I'm including extra Pennsylvania news which is sure to please Dirty Uncle J, who was just visiting, and peed in a drain next to my jalapenos. Such a philistine.
  1. Fees to be added to Pennsylvania State Parks? Pennsylvania has a very underrated state park system - underrated most of all by Pennsylvanians! And most states don't even HAVE a state forest system. Or game lands. Start valuing it or it will a) get more expensive to maintain like this (due to legislators not wanting to spend tax dollars on it) or b) it will go away.

  2. Cool study showing how ecosystems changed in southeast PA after the arrival of Europeans. Basically, until then, streams branched a lot more and there were richer wetlands. Europeans arrived and dammed things for mills, depositing a lot of silt and channeling the streams into a few bigger ones. I used to look at the landforms around Berks County and wonder how beavers would have been able to survive, but with marshier streams, it makes more sense.
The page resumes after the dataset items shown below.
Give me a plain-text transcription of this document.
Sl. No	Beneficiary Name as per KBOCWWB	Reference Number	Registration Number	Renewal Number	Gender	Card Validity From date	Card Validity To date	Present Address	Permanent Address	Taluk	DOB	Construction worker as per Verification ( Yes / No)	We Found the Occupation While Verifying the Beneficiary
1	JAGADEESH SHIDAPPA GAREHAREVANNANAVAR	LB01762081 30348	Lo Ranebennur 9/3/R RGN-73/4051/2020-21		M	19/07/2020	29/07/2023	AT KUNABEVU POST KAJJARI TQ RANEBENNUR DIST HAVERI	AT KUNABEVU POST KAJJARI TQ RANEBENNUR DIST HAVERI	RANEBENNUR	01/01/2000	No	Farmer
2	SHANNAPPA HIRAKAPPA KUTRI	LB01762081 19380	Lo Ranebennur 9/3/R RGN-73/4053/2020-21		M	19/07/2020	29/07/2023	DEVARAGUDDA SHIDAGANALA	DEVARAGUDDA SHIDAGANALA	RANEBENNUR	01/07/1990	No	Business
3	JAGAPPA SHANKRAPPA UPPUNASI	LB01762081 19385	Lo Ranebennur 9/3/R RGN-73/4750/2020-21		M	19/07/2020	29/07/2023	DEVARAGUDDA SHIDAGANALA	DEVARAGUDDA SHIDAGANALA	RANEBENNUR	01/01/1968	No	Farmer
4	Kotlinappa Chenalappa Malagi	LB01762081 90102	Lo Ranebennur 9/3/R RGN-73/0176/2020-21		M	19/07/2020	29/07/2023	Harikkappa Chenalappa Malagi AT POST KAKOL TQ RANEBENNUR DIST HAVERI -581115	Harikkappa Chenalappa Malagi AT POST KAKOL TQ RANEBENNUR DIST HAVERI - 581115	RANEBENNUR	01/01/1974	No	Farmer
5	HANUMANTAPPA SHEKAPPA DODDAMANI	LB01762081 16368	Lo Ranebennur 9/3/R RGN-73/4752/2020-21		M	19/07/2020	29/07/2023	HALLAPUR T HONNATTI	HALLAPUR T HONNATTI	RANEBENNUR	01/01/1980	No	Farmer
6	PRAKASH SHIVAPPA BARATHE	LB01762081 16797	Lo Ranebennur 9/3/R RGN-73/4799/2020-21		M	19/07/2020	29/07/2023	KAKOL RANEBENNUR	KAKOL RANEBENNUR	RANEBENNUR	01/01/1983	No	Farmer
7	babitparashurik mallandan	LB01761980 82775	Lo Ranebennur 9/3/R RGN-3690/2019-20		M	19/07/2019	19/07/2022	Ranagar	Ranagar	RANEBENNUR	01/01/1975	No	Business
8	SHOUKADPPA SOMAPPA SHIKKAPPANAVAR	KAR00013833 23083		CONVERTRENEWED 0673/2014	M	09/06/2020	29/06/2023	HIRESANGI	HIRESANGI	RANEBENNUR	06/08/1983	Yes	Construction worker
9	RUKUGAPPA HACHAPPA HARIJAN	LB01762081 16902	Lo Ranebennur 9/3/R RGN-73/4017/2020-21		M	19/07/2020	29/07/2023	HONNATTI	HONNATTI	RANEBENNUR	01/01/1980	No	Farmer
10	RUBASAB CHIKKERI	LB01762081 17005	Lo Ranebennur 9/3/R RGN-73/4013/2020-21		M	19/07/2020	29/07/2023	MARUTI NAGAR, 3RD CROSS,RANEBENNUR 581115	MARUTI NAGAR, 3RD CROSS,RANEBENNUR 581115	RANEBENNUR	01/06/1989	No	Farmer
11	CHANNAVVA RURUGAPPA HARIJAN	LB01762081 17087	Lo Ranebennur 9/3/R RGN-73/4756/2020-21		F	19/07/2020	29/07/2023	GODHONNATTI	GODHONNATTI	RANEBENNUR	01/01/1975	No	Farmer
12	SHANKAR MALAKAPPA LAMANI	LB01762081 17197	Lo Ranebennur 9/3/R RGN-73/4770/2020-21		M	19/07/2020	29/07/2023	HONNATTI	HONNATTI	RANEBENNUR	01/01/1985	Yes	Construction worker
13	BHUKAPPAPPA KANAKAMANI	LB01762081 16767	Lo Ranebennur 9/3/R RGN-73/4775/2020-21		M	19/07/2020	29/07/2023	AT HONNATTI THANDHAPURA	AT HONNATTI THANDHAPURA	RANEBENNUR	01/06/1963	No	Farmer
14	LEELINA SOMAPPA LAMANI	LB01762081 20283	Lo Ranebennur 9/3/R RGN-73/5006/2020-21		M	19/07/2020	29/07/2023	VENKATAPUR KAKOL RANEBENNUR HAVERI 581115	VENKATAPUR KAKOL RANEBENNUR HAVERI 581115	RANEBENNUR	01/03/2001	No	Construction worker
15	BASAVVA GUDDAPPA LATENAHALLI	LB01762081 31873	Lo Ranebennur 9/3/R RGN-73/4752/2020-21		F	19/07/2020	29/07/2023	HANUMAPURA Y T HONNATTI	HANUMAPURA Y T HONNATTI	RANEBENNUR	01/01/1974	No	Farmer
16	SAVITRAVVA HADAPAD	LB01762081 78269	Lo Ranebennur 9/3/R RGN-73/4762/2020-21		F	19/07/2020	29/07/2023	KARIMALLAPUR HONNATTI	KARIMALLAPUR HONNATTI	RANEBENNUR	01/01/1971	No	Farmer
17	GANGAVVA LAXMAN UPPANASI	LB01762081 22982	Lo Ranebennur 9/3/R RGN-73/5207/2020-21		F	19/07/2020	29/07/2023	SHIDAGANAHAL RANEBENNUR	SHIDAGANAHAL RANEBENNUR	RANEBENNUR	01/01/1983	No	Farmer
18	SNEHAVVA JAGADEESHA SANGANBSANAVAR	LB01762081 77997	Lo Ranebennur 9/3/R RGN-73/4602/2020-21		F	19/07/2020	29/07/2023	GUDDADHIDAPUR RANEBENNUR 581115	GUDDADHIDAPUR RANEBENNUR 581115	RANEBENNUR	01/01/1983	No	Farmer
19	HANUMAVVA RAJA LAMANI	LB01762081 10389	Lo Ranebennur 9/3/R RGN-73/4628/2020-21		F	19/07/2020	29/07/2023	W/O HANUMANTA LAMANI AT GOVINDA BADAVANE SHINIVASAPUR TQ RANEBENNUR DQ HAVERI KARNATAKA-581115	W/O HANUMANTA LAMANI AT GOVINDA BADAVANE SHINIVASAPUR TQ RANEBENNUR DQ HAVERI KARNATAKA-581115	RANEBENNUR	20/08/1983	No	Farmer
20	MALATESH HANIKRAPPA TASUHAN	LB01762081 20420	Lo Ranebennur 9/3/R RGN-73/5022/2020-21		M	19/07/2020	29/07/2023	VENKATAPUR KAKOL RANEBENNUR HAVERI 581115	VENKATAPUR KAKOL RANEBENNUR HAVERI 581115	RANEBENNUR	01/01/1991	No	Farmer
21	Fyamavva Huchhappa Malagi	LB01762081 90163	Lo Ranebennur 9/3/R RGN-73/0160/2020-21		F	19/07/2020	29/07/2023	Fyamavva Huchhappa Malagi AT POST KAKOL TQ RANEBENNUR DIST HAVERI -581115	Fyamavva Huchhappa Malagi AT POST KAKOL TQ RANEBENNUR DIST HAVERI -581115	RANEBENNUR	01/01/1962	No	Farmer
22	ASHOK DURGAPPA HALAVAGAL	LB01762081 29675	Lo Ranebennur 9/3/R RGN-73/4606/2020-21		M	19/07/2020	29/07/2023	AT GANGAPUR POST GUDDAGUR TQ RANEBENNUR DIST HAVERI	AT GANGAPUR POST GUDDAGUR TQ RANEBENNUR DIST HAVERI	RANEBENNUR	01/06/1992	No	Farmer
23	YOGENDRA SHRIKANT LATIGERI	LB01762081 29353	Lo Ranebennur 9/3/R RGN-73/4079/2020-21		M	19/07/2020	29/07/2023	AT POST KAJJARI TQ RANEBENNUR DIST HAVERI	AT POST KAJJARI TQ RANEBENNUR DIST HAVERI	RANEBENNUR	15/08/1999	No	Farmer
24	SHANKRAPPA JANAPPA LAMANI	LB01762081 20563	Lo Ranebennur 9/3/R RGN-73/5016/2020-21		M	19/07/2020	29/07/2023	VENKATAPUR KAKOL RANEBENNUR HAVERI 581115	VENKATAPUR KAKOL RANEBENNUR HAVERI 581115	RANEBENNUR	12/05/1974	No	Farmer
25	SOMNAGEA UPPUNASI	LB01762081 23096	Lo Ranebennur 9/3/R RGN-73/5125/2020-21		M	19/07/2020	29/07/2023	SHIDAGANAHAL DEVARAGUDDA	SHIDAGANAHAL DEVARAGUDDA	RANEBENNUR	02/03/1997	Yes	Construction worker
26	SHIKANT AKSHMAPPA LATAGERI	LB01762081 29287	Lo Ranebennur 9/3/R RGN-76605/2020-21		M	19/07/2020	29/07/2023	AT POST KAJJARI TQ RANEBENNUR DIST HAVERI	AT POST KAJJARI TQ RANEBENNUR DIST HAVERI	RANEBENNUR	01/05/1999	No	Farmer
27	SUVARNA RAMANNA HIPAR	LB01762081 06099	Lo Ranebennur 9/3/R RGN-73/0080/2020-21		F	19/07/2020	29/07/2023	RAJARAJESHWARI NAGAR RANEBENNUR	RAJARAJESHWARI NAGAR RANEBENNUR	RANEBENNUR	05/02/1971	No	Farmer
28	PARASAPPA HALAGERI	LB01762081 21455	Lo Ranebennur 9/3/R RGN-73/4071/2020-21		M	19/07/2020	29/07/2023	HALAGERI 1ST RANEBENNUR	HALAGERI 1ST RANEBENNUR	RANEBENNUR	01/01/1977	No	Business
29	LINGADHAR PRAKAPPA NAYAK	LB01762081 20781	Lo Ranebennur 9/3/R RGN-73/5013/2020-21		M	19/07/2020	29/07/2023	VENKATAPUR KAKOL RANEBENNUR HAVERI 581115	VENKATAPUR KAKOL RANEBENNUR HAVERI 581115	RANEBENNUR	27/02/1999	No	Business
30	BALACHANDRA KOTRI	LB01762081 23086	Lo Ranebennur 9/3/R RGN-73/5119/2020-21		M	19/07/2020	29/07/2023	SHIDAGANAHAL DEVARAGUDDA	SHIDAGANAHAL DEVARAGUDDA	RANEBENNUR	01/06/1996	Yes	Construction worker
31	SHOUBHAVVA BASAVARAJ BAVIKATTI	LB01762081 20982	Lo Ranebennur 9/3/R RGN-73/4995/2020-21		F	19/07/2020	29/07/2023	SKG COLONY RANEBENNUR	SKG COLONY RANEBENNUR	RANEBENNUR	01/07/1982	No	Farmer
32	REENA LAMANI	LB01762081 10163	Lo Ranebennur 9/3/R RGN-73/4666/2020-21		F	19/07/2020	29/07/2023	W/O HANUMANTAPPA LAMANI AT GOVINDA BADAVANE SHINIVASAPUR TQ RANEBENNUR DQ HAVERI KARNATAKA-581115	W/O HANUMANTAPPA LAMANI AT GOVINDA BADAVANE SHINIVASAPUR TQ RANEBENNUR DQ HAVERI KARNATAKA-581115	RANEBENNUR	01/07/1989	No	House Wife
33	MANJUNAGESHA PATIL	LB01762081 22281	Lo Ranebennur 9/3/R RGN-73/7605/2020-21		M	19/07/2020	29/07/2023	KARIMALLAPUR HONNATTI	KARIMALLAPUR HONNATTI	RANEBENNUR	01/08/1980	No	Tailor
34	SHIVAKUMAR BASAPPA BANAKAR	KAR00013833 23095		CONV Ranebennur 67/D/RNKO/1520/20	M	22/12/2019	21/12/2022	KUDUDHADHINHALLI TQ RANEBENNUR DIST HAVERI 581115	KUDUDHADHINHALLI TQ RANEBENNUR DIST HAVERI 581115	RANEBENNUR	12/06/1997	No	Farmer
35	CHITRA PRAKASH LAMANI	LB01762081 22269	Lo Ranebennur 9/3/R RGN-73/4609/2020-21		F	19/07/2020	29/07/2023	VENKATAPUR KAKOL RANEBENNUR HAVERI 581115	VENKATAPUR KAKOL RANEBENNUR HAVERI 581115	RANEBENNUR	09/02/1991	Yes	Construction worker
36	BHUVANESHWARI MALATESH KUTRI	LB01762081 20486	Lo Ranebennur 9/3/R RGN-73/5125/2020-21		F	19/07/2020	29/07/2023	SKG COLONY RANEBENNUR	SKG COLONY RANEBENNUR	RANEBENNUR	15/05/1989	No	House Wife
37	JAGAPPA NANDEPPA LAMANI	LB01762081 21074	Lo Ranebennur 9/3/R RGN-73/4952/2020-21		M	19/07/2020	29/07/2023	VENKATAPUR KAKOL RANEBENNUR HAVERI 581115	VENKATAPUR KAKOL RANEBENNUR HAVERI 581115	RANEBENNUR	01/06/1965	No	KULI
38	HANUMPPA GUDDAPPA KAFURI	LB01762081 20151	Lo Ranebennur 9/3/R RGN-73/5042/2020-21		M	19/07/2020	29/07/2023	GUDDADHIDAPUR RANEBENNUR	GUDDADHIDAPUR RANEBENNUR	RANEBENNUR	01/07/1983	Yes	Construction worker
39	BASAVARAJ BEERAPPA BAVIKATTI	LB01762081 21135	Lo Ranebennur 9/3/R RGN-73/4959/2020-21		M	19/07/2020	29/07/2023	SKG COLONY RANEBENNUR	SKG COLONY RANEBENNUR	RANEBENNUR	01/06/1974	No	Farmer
The work was done by Dorothy Merritts and Robert Walter at Franklin & Marshall.

  3. Reddit user u/geotolken posts this map on the PA subreddit. S/he is clearly doing important work. I have several crates of Utz products in my garage in California as I type. I don't think many Pennsylvanians realize how thoroughly abnormal and wonderful it is to have basically a snack food manufacturer for every county! I know it's hard to see on here so click here to open in a new tab if you want to see if your favorite one is on there.

  4. Below, great video of kayak camping on the Delaware. I've only done this once, and was serenaded by foxes all night. So much wilder than people realize. A friend where I now live in California, who grew up here and spent his summers in Yosemite and is quite well-traveled, told me the Delaware Water Gap is one of the most beautiful places he's ever been.

  5. Daily pH cycle for Loyalsock Creek near Williamsport:

  6. Bonus Sonoma County California news: laugh it up Pennsylvanians!

    As it does every summer, Sonoma County has caught on fire and at this writing has been burning for two weeks. This set of fires "only" burned 580 square miles (the ones in the Bay Area - the ones in the northern half of the Bay Area anyway) and even though they're mostly out, we basically haven't been able to go outside for two weeks due to the air quality. COVID plus megafire = just really a great time. And to top it off, yes I had my first home-grown jalapeno (pictured, fortunately prior to J's micturative exertions); and of course, it's about the ONLY thing around here that's not hot right now! (Yes it's my first and I was too excited to wait for it to show corking but I don't think that would make its heat more respectable as opposed to the nursing-home-gruel-level it's at.) Below that is our new county seal.

    Above: a commentary on experiencing the unexpected mildness of the pepper during the summer of 2020.

Tuesday, August 11, 2020

Point Reyes August 2020, Woodward Valley

Most of these are from Woodward Valley Trail, a heretofore unknown gem and new favorite in PRNP. Sadly, a few weeks after I took these pictures, the Woodward Valley Fire burned most or all of it. It's gone now. I'm glad I got to see it but sad that I can't take my family back there.

Above, "sand" at Schoolhouse Beach.

These are crocosmia (montbretia), southern Africn invasives that mak you think you got lost and are now in Hawaii.

Fog was striking as I descended Woodward Valley Trail.  Glimpses of Sculptured Beach through the gaps in the cliff.

Above:  Tamatoa not looking so good these days.

Below, blackberries starting to ripen.